Stewart stood up and looked around in the clearing dust. “Time to go find out how they’re doing.”
“Yeah, and I’ll call Duncan back down. Not much more to do up there.”
O’Neal looked at the battlefield schematic. “I don’t know that there’s much more to do. Period.”
“Well,” Stewart said. “I suppose we could charge.”
CHAPTER TWENTY
Franklin, NC, United States of America, Sol III
0726 EDT Tuesday September 29, 2009 AD
Let Bacchus’ sons be not dismayed
But join with me, each jovial blade
Come, drink and sing and lend your aid
To help me with the chorus:
Chorus
Instead of spa, we’ll drink brown ale
And pay the reckoning on the nail;
No man for debt shall go to jail
From Garryowen in glory.
We’ll beat the bailiffs out of fun,
We’ll make the mayor and sheriffs run
We are the boys no man dares dun
If he regards a whole skin.
Chorus
Our hearts so stout have got us fame
For soon ’tis known from whence we came
Where’er we go they fear the name
Of Garryowen in glory.
Chorus
— “
Garryowen” Traditional 7th Cavalry Air
“Quebec unit, follow me!” LeBlanc called over the battalion frequency then flipped to intercom. “Drummond, put your foot in it and head down the road!”
“Where are we going?”
Glennis pulled up her map screen and frowned; it was a good question.
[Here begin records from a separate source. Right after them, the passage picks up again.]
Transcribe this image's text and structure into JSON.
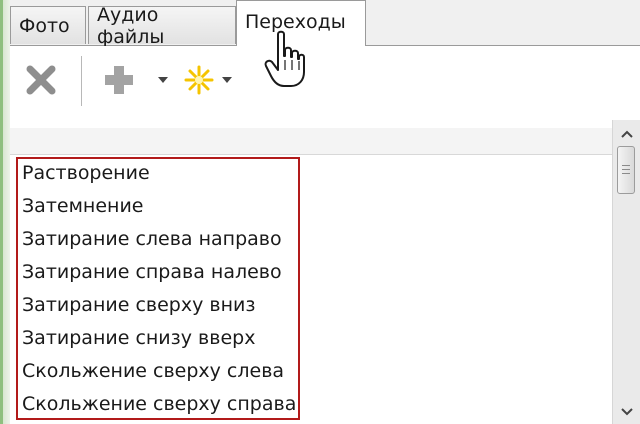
{
  "tabs": [
    {
      "label": "Фото",
      "active": false
    },
    {
      "label": "Аудио файлы",
      "active": false
    },
    {
      "label": "Переходы",
      "active": true
    }
  ],
  "toolbar": {
    "delete_icon": "delete-x-icon",
    "add_icon": "plus-icon",
    "effect_icon": "sparkle-icon"
  },
  "transitions": [
    "Растворение",
    "Затемнение",
    "Затирание слева направо",
    "Затирание справа налево",
    "Затирание сверху вниз",
    "Затирание снизу вверх",
    "Скольжение сверху слева",
    "Скольжение сверху справа"
  ],
  "colors": {
    "highlight": "#b21a1a",
    "effect_icon": "#f5c400",
    "disabled_icon": "#9a9a9a"
  }
}
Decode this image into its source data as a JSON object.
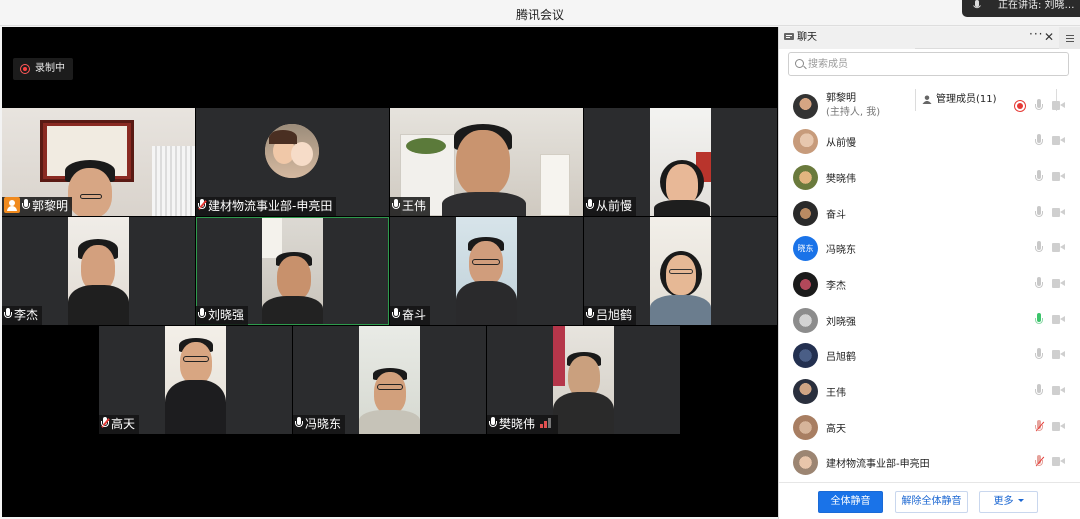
{
  "window": {
    "title": "腾讯会议"
  },
  "speaking_indicator": {
    "text": "正在讲话: 刘晓… "
  },
  "recording": {
    "label": "录制中"
  },
  "video_tiles": [
    {
      "name": "郭黎明",
      "mic": "on",
      "host": true
    },
    {
      "name": "建材物流事业部-申亮田",
      "mic": "muted"
    },
    {
      "name": "王伟",
      "mic": "on"
    },
    {
      "name": "从前慢",
      "mic": "on"
    },
    {
      "name": "李杰",
      "mic": "on"
    },
    {
      "name": "刘晓强",
      "mic": "on",
      "active": true
    },
    {
      "name": "奋斗",
      "mic": "on"
    },
    {
      "name": "吕旭鹤",
      "mic": "on"
    },
    {
      "name": "高天",
      "mic": "muted"
    },
    {
      "name": "冯晓东",
      "mic": "on"
    },
    {
      "name": "樊晓伟",
      "mic": "on",
      "weak_signal": true
    }
  ],
  "panel": {
    "tab_chat": "聊天",
    "tab_members": "管理成员(11)",
    "search_placeholder": "搜索成员",
    "members": [
      {
        "name": "郭黎明",
        "role": "(主持人, 我)",
        "recording": true,
        "mic": "on"
      },
      {
        "name": "从前慢",
        "mic": "on"
      },
      {
        "name": "樊晓伟",
        "mic": "on"
      },
      {
        "name": "奋斗",
        "mic": "on"
      },
      {
        "name": "冯晓东",
        "avatar_text": "晓东",
        "mic": "on"
      },
      {
        "name": "李杰",
        "mic": "on"
      },
      {
        "name": "刘晓强",
        "mic": "speaking"
      },
      {
        "name": "吕旭鹤",
        "mic": "on"
      },
      {
        "name": "王伟",
        "mic": "on"
      },
      {
        "name": "高天",
        "mic": "muted"
      },
      {
        "name": "建材物流事业部-申亮田",
        "mic": "muted"
      }
    ],
    "buttons": {
      "mute_all": "全体静音",
      "unmute_all": "解除全体静音",
      "more": "更多"
    }
  },
  "colors": {
    "accent": "#1a73e8",
    "host_badge": "#f08a1e",
    "active_border": "#2e9a4d",
    "recording": "#e53935"
  }
}
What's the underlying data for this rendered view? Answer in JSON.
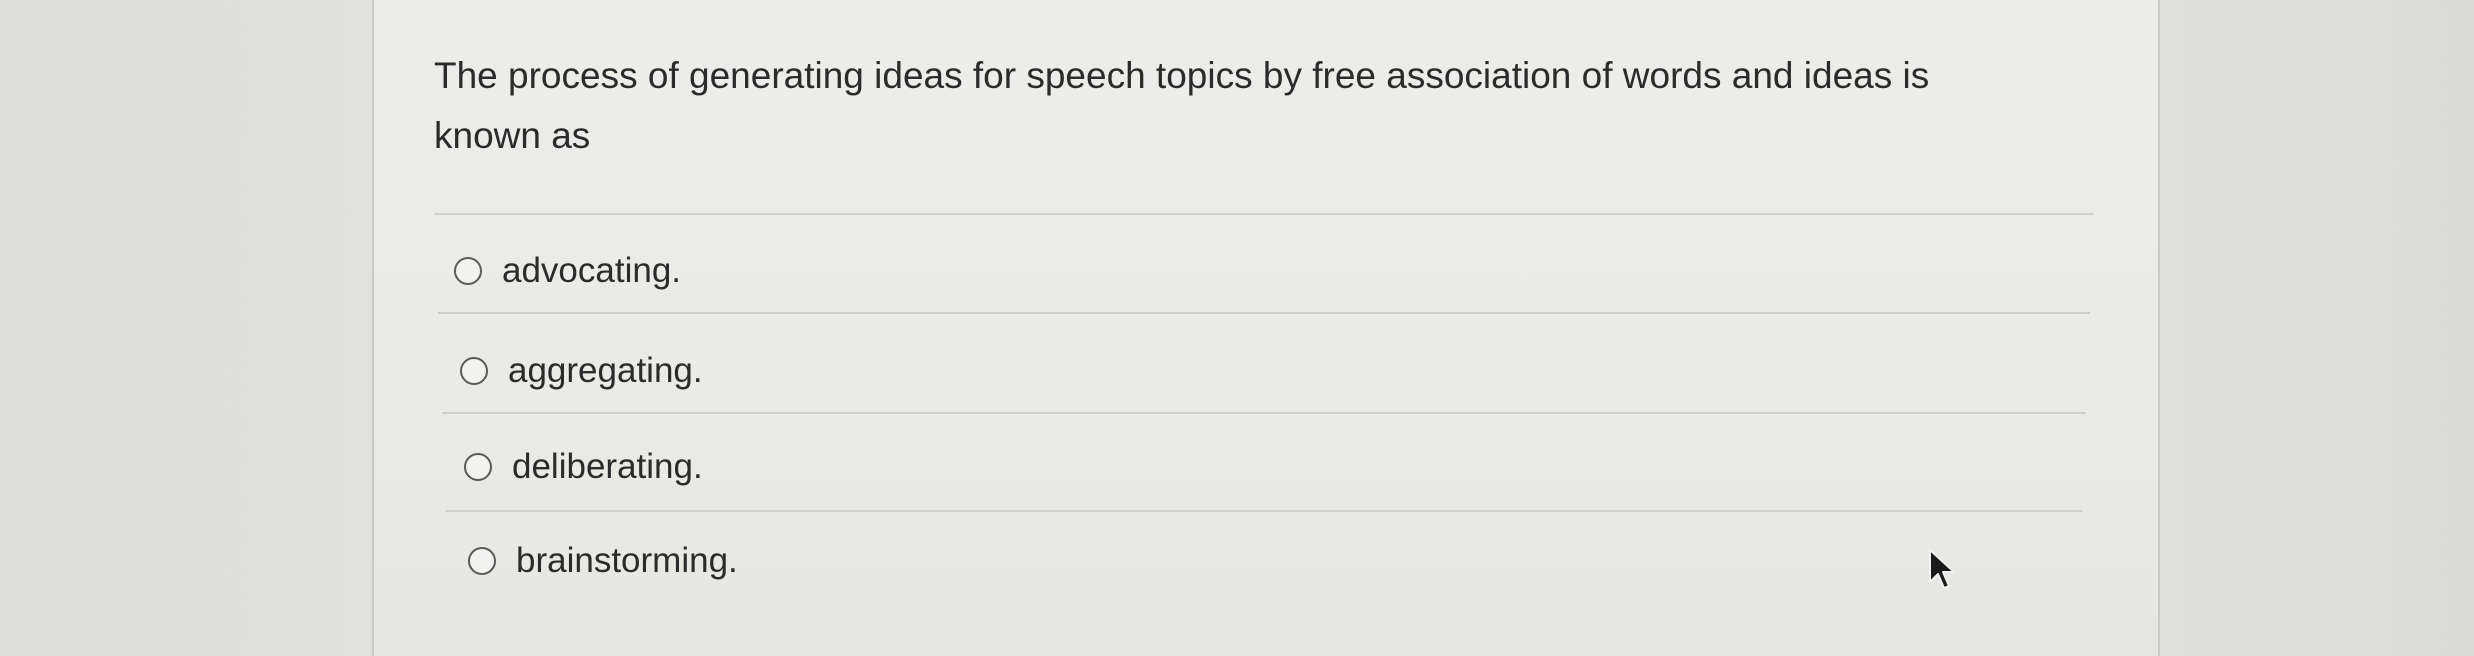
{
  "question": {
    "text": "The process of generating ideas for speech topics by free association of words and ideas is known as"
  },
  "options": [
    {
      "label": "advocating.",
      "selected": false
    },
    {
      "label": "aggregating.",
      "selected": false
    },
    {
      "label": "deliberating.",
      "selected": false
    },
    {
      "label": "brainstorming.",
      "selected": false
    }
  ],
  "cursor": {
    "icon": "mouse-pointer-icon"
  }
}
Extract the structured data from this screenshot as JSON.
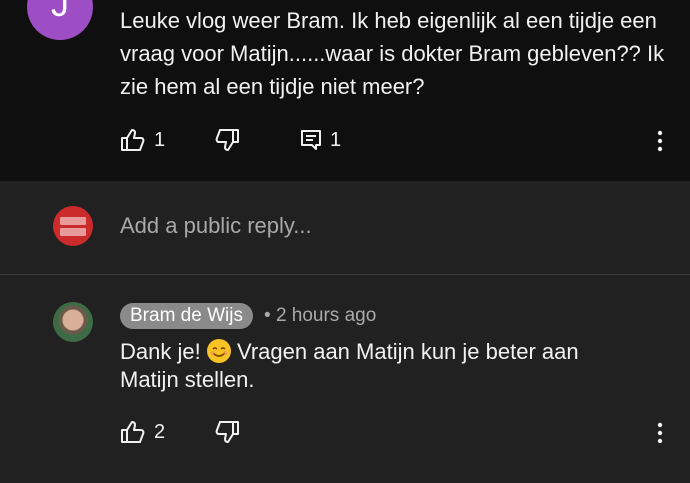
{
  "comment": {
    "avatar_letter": "J",
    "text": "Leuke vlog weer Bram. Ik heb eigenlijk al een tijdje een vraag voor Matijn......waar is dokter Bram gebleven?? Ik zie hem al een tijdje niet meer?",
    "likes": "1",
    "replies": "1"
  },
  "reply_input": {
    "placeholder": "Add a public reply..."
  },
  "reply": {
    "author": "Bram de Wijs",
    "separator": "•",
    "time": "2 hours ago",
    "text_before_emoji": "Dank je!",
    "text_after_emoji": "Vragen aan Matijn kun je beter aan Matijn stellen.",
    "likes": "2"
  },
  "colors": {
    "background": "#0f0f0f",
    "panel": "#212121",
    "avatar_j": "#9d4ec4",
    "avatar_me": "#cc2b2b",
    "chip": "#8a8a8a"
  }
}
She scanned the map and finally found what she was looking for.
“Head down 28,” she said, flipping back to the battalion. “All Quebec units. Order of march, Bravo, Alpha, Charlie. We’re going to head to Highway 64 and get on the road embankment; if we get some elevation on the guns the Abrams might be able to engage the C-Decs.”
“That’s crazy, ma’am,” the Abrams gunner said. “Our guns will barely scratch that thing!”
“The SheVa’s only got four anti-lander rounds left,” LeBlanc answered. “There are six ships.”
“Yes, ma’am,” the gunner replied. “Balenton, load a silver bullet.”
“Aye, aye!” the loader said. “But if she starts singing ‘Garryowen,’ I’m outta here.”
* * *
“Reeves, back us up, fast,” Mitchell said, glancing at his map. “Head northwest. Major Chan! Switch out for one oh fives, it might come down to that!”
“What’s northwest?” Pruitt asked, lining up the first of the targets. It was a real question; should he take the outside ones and work in or the inside ones and work out? Oh, what the hell, right to left. “Target C-Dec, twelve thirty.”
“Confirm,” Mitchell replied, flipping up the appropriate screen. The Posleen ship was just cresting Pendergrass Mountain, less than five miles away. Others were closer, though, and the SheVa rocked again to the slap of one of their heavy guns. “There’s some hills over by Windy Gap. I don’t think we can make it that far and if we do we’ll probably run into ground mounts. But one problem at a time.”